Schwäbische Zeitung (Sigmaringen)
Zeit zu gehen?
Bundestrainer Joachim Löw schließt einen Rücktritt nach der WM-Blamage nicht aus – Grindel und Bierhoff fordern Verbleib und Aufarbeitung
KASAN (SID/dpa/mp) – Joachim Löw fuchtelte wild mit den Armen, brüllte immer wieder Kommandos, doch es half alles nichts. Statt als erster Trainer seit dem Italiener Vittorio Pozzo vor 80 Jahren zweimal in Folge Weltmeister zu werden und damit Geschichte zu schreiben, hat er das erste deutsche Vorrunden-Aus bei einer WM zu verantworten.

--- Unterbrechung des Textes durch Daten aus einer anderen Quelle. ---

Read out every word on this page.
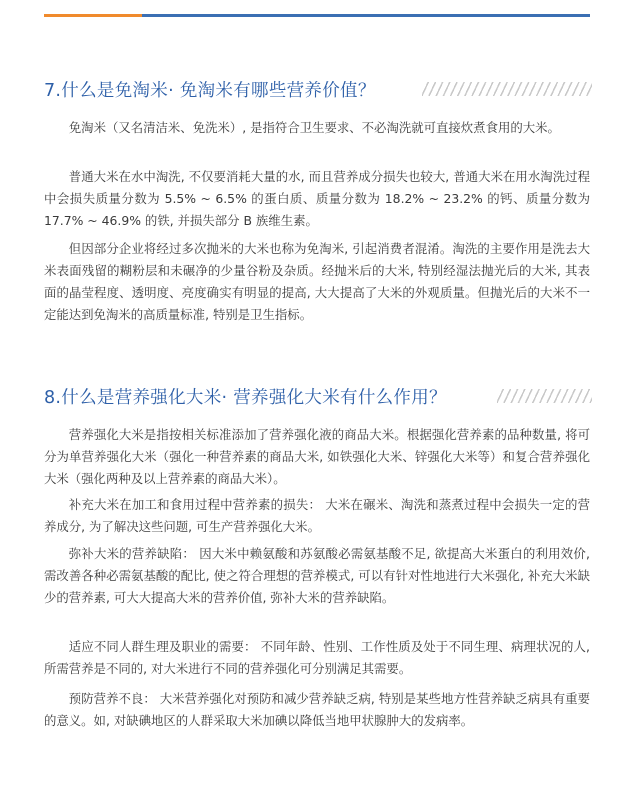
7.什么是免淘米· 免淘米有哪些营养价值？

免淘米（又名清洁米、免洗米）, 是指符合卫生要求、不必淘洗就可直接炊煮食用的大米。

普通大米在水中淘洗, 不仅要消耗大量的水, 而且营养成分损失也较大, 普通大米在用水淘洗过程中会损失质量分数为 5.5% ~ 6.5% 的蛋白质、质量分数为 18.2% ~ 23.2% 的钙、质量分数为 17.7% ~ 46.9% 的铁, 并损失部分 B 族维生素。

但因部分企业将经过多次抛米的大米也称为免淘米, 引起消费者混淆。淘洗的主要作用是洗去大米表面残留的糊粉层和未碾净的少量谷粉及杂质。经抛米后的大米, 特别经湿法抛光后的大米, 其表面的晶莹程度、透明度、亮度确实有明显的提高, 大大提高了大米的外观质量。但抛光后的大米不一定能达到免淘米的高质量标准, 特别是卫生指标。

8.什么是营养强化大米· 营养强化大米有什么作用？

营养强化大米是指按相关标准添加了营养强化液的商品大米。根据强化营养素的品种数量, 将可分为单营养强化大米（强化一种营养素的商品大米, 如铁强化大米、锌强化大米等）和复合营养强化大米（强化两种及以上营养素的商品大米）。

补充大米在加工和食用过程中营养素的损失： 大米在碾米、淘洗和蒸煮过程中会损失一定的营养成分, 为了解决这些问题, 可生产营养强化大米。

弥补大米的营养缺陷： 因大米中赖氨酸和苏氨酸必需氨基酸不足, 欲提高大米蛋白的利用效价, 需改善各种必需氨基酸的配比, 使之符合理想的营养模式, 可以有针对性地进行大米强化, 补充大米缺少的营养素, 可大大提高大米的营养价值, 弥补大米的营养缺陷。

适应不同人群生理及职业的需要： 不同年龄、性别、工作性质及处于不同生理、病理状况的人, 所需营养是不同的, 对大米进行不同的营养强化可分别满足其需要。

预防营养不良： 大米营养强化对预防和减少营养缺乏病, 特别是某些地方性营养缺乏病具有重要的意义。如, 对缺碘地区的人群采取大米加碘以降低当地甲状腺肿大的发病率。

Nach der ernüchternden und emotionslosen Vorstellung gegen Südkorea musste Löw die mit Abstand schwerste Niederlage seiner zwölfjährigen Amtszeit akzeptieren. Zuvor hatte die DFB-Auswahl unter seiner Regie bei großen Turnieren immer mindestens das Halbfinale erreicht – Höhepunkt war der WM-Triumph vor vier Jahren in Brasilien. „Wir haben’s nicht verdient, weiterzukommen. Der Mannschaft hat irgendwie die Leichtigkeit gefehlt“, sagte Löw, der einen Rücktritt nicht ausschloss. Für Gedanken über seine Zukunft sei es aber eigentlich zu früh: „Morgen sprechen wir, wie es weitergeht. Ich bin für die Mannschaft verantwortlich und natürlich muss ich mich hinterfragen.“
Was nun, Herr Löw? Diese Frage wird nun zwangsläufig gestellt. DFBPräsident Reinhard Grindel gab schon vor dem Alles-oder-NichtsSpiel in Kasan eine Antwort und stellte Löw, dessen Vertrag vor der Endrunde bis ins Jahr 2022 verlängert wurde, eine Jobgarantie aus.

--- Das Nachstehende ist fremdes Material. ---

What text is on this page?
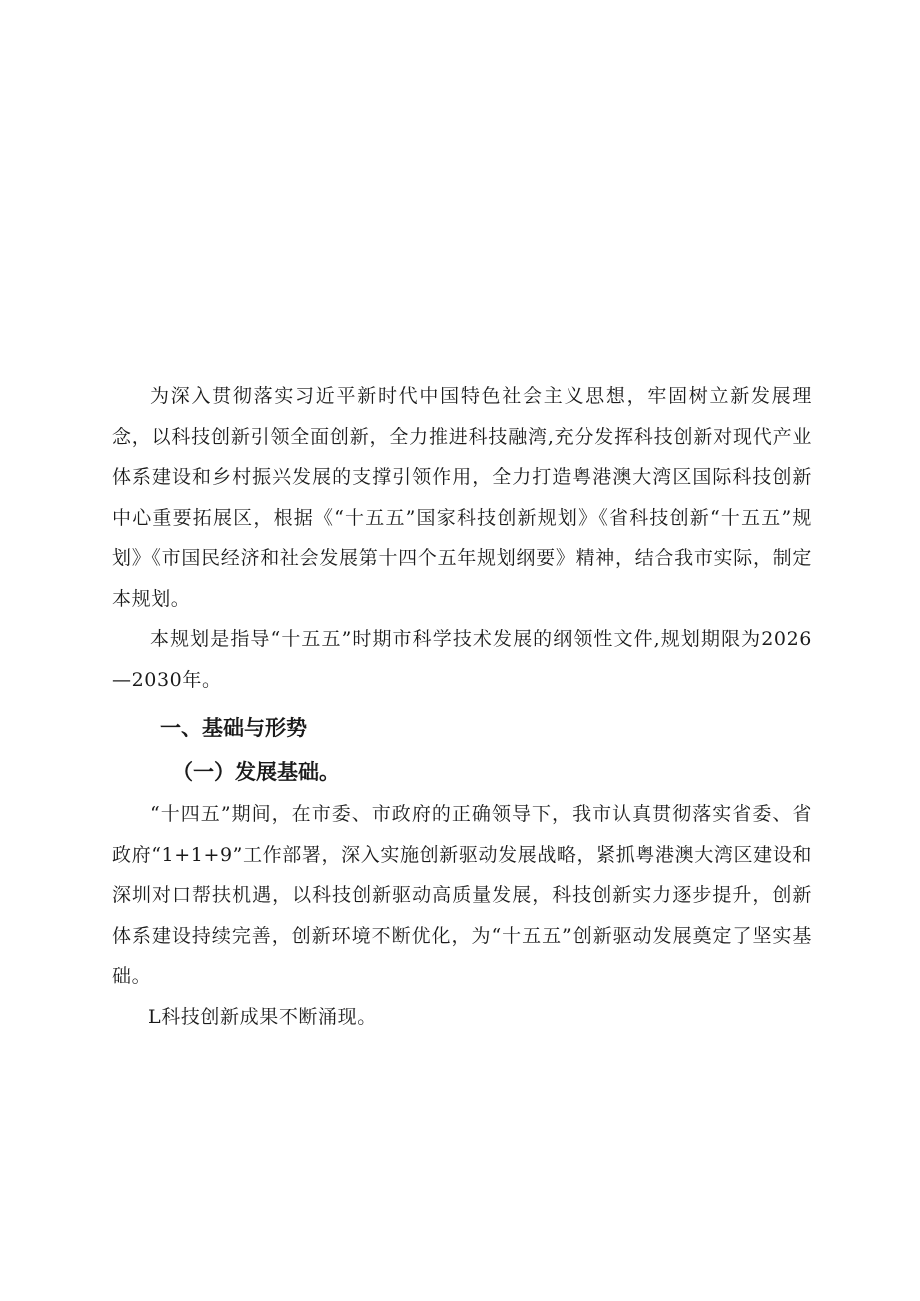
为深入贯彻落实习近平新时代中国特色社会主义思想，牢固树立新发展理念，以科技创新引领全面创新，全力推进科技融湾,充分发挥科技创新对现代产业体系建设和乡村振兴发展的支撑引领作用，全力打造粤港澳大湾区国际科技创新中心重要拓展区，根据《“十五五”国家科技创新规划》《省科技创新“十五五”规划》《市国民经济和社会发展第十四个五年规划纲要》精神，结合我市实际，制定本规划。

本规划是指导“十五五”时期市科学技术发展的纲领性文件,规划期限为2026—2030年。

一、基础与形势
（一）发展基础。

“十四五”期间，在市委、市政府的正确领导下，我市认真贯彻落实省委、省政府“1+1+9”工作部署，深入实施创新驱动发展战略，紧抓粤港澳大湾区建设和深圳对口帮扶机遇，以科技创新驱动高质量发展，科技创新实力逐步提升，创新体系建设持续完善，创新环境不断优化，为“十五五”创新驱动发展奠定了坚实基础。

L科技创新成果不断涌现。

„Wir haben uns im DFB-Präsidium vor der WM für die Vertragsverlängerung entschieden, weil wir der Auffassung sind, dass der Umbruch, den es nach der WM unabhängig vom Ausgang des Turniers geben wird, von niemandem besser gestaltet werden kann als von Jogi Löw“, sagte der Boss des Deutschen Fußball-Bundes (DFB) der FAZ: „Er hat vor einem Jahr beim Confed Cup bewiesen, dass er junge Spieler zu einem beeindruckenden und spielerisch herausragenden Team formen kann. Diese Gründe gelten für das Präsidium nach wie vor.“
Allerdings erwarte er eine intensive Aufarbeitung des unerwarteten Scheiterns, sagte Grindel: „Also erstmal spüren auch wir in der Delegation, im Präsidium eine grenzenlose Enttäuschung. Es ist jetzt nicht die Aufgabe des Präsidenten, inhaltlich diese WM zu analysieren. Da würde ich mich verheben. Dafür haben wir eine sportliche Leitung um Oliver Bierhoff. Da erwarte ich, dass sie die Lage analysieren.“
DFB-Teammanager Bierhoff rechnet nicht mit einem Rücktritt von Löw. „Es ist nicht der Zeitpunkt, Einzelanalysen zu machen. Ich gehe fest davon aus, dass Jogi weitermacht. Er hat erst einen neuen Vertrag unterschrieben. Das hat er sich gut überlegt “, sagte Bierhoff.